Poaching for Fun and Profit

Me and my neighbors gear up for crabbing season the way my old ones in Wisconsin did for deer hunting season. Well, we don’t put out salt licks and no, we don’t jump in a boat to ‘shine’ our prey with headlights, but we do start talking about the hunt and we do gather up all the regalia and make sure the lines are good, the bait is ready and the boat motors start. In my case I check to see if my oars are rotted or the oarlocks rusted. Crab fever is an annual pandemic around here. Covids come and go, but crab fever, it’s like the common cold, it comes every year.

The past couple of seasons we’ve had trouble with poaching. You can expect some of that, maybe a kid just checking your traps, seeing if he could catch an easy dinner, or guys like Poacher Paul who poach deer and crab both, no license necessary. But I’m not talking about the casual poacher here, I’m talking about organized crime. Up and down the Camano coast the crabpots are hauled up and the crabs stolen. Just out front of me, we’re talking hundreds of crabs every day or night, and if you add in the rest of the island, think thousands. Multiply that by over ten bucks a pound, and no, we’re not figuring this guy or these guys are eating all these crustaceans themselves, we’re looking at tens of thousands of dollars, probably more like six figures every season. This is grand theft crab! This is a major felony.

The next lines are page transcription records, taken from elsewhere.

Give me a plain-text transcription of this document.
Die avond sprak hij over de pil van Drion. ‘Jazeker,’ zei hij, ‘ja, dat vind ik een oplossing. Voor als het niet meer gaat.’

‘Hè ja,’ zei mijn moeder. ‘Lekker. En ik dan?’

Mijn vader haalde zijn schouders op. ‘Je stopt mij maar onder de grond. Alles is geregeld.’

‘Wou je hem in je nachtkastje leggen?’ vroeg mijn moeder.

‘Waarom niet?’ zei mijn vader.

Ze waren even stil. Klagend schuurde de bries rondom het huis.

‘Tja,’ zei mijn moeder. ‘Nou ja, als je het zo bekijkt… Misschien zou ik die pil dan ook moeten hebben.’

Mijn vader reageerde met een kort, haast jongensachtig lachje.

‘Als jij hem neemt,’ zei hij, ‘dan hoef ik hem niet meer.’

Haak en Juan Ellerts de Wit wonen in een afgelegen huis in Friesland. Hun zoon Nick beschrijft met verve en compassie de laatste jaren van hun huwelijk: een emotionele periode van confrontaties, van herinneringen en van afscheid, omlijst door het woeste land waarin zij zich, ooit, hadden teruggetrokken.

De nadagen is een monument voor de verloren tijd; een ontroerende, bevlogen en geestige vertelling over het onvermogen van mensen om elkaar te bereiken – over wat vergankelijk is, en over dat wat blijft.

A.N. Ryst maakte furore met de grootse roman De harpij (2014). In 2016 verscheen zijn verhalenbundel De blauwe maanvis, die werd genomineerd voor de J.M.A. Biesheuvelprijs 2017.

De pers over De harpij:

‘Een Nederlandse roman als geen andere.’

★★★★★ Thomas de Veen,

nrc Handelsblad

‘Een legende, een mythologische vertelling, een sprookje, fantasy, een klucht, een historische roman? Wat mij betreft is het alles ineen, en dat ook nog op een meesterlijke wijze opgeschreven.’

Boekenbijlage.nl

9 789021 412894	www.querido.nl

But … no one in fish and game seems to be too interested in catching our poacher. One of the neighbors called in the boat license of a suspect rifling his pots to the Washington Fish and Wildlife folks only to be told they would need to see the theft themselves. Nevertheless, the nice man on the phone said they would send an agent down to the Everett boat launch and see if the suspect put out there. Oh, right, like he might just have his own dock or he might be launching just about anywhere in Puget Sound? Couldn’t go to the trouble to look up the owner of said boat, maybe wait in his driveway, see what was in those multiple coolers? Nah, that would be police work. That would be, I guess, work.

So we crab hunters are left to fend for ourselves, looks like. A buddy suggested a vigil on the bluff with binoculars and a deer rifle, maybe add a little vigilantism to this year’s crab season. But I reminded him of the guy a few years back who watched from his bluff a guy pull his pots out in the bay, pulled out his 30-30 Winchester and shot a few times in the general vicinity, which, you might have guessed, sent the miscreant fleeing. Course half an hour later the doorbell rang and there was the game warden, plenty pissed at being targeted checking our shooter’s pots for regulation violations.

Just goes to show, it’s hard to tell the good guys from the bad guys. I’m trying to decide which one I am this season.